Searching the internet for more information on medical symptoms you’re suffering from may not be the best way to address a real health concern. But the data from those search queries has proven useful to a new study conducted by Microsoft researchers.
According to reports on the Microsoft News Center website as well as in The New York Times this week, researchers found that by analyzing what people search for on Bing, they could “identify people whose queries provided strong evidence that they had recently been diagnosed with pancreatic cancer.” Retroactively analyzing searches that were made over many months, researchers were able to identify patterns of queries most likely to signal the eventual diagnosis, Microsoft News reported.

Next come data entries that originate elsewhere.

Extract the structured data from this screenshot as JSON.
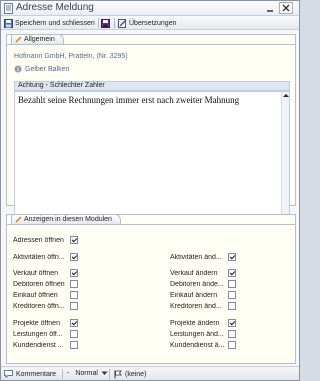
{
  "window": {
    "title": "Adresse Meldung"
  },
  "toolbar": {
    "save_close_label": "Speichern und schliessen",
    "translations_label": "Übersetzungen"
  },
  "general": {
    "tab_label": "Allgemein",
    "company": "Hofmann GmbH, Pratteln, (Nr. 3295)",
    "status": "Gelber Balken",
    "note_title": "Achtung - Schlechter Zahler",
    "note_text": "Bezahlt seine Rechnungen immer erst nach zweiter Mahnung"
  },
  "modules": {
    "tab_label": "Anzeigen in diesen Modulen",
    "items": [
      {
        "label": "Adressen öffnen",
        "checked": true
      },
      {
        "label": "Aktivitäten öffn...",
        "checked": true
      },
      {
        "label": "Aktivitäten änd...",
        "checked": true
      },
      {
        "label": "Verkauf öffnen",
        "checked": true
      },
      {
        "label": "Verkauf ändern",
        "checked": true
      },
      {
        "label": "Debitoren öffnen",
        "checked": false
      },
      {
        "label": "Debitoren ände...",
        "checked": false
      },
      {
        "label": "Einkauf öffnen",
        "checked": false
      },
      {
        "label": "Einkauf ändern",
        "checked": false
      },
      {
        "label": "Kreditoren öffn...",
        "checked": false
      },
      {
        "label": "Kreditoren änd...",
        "checked": false
      },
      {
        "label": "Projekte öffnen",
        "checked": true
      },
      {
        "label": "Projekte ändern",
        "checked": true
      },
      {
        "label": "Leistungen öff...",
        "checked": false
      },
      {
        "label": "Leistungen änd...",
        "checked": false
      },
      {
        "label": "Kundendienst ...",
        "checked": false
      },
      {
        "label": "Kundendienst ä...",
        "checked": false
      }
    ]
  },
  "statusbar": {
    "comments_label": "Kommentare",
    "priority_label": "Normal",
    "flag_label": "(keine)"
  },
  "colors": {
    "accent": "#5a6b8a",
    "note_header": "#dfe6f2",
    "panel_bg": "#fffef4"
  }
}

Microsoft’s Eric Horvitz and Ryen White and former intern and Columbia University graduate student John Paparrizos led the study and published a paper in the Journal of Oncology Practice on Tuesday. The introduction reads:
People’s online activities can yield clues about their emerging health conditions. We performed an intensive study to explore the feasibility of using anonymized Web query logs to screen for the emergence of pancreatic adenocarcinoma. The methods used statistical analyses of large-scale anonymized search logs considering the symptom queries from millions of people, with the potential application of warning individual searchers about the value of seeking attention from health care professionals.
The anonymized search logs do not identify users.
“We asked ourselves, ‘If we heard the whispers of people online, would it provide strong evidence or a clue that something’s going on?’” Horvitz, managing director of Microsoft’s research lab in Redmond, Wash., said in The New York Times.
Both a computer scientist and a medical doctor by training, Horvitz told the Times he had been “exploring this area in part because of a phone conversation with a close friend who had described symptoms. Based on their conversation, Horvitz advised him to contact his doctor. He received a diagnosis of pancreatic cancer and died several months later.”
Pancreatic cancer is a leading cause of cancer death and often has a poor prognosis, even when diagnosed early. It typically spreads rapidly and is seldom detected in its early stages.
The researchers believe that the analysis of search queries could have broad applications, and while Microsoft has no plans to develop products linked to the discovery, Microsoft News reports that “they hope the positive results will excite the broader medical community and generate discussion about how such a screening methodology might be used.”
“The goal is not to perform the diagnosis,” said White, chief technology officer for Microsoft Health. “The goal is to help those at highest risk to engage with medical professionals who can actually make the true diagnosis.”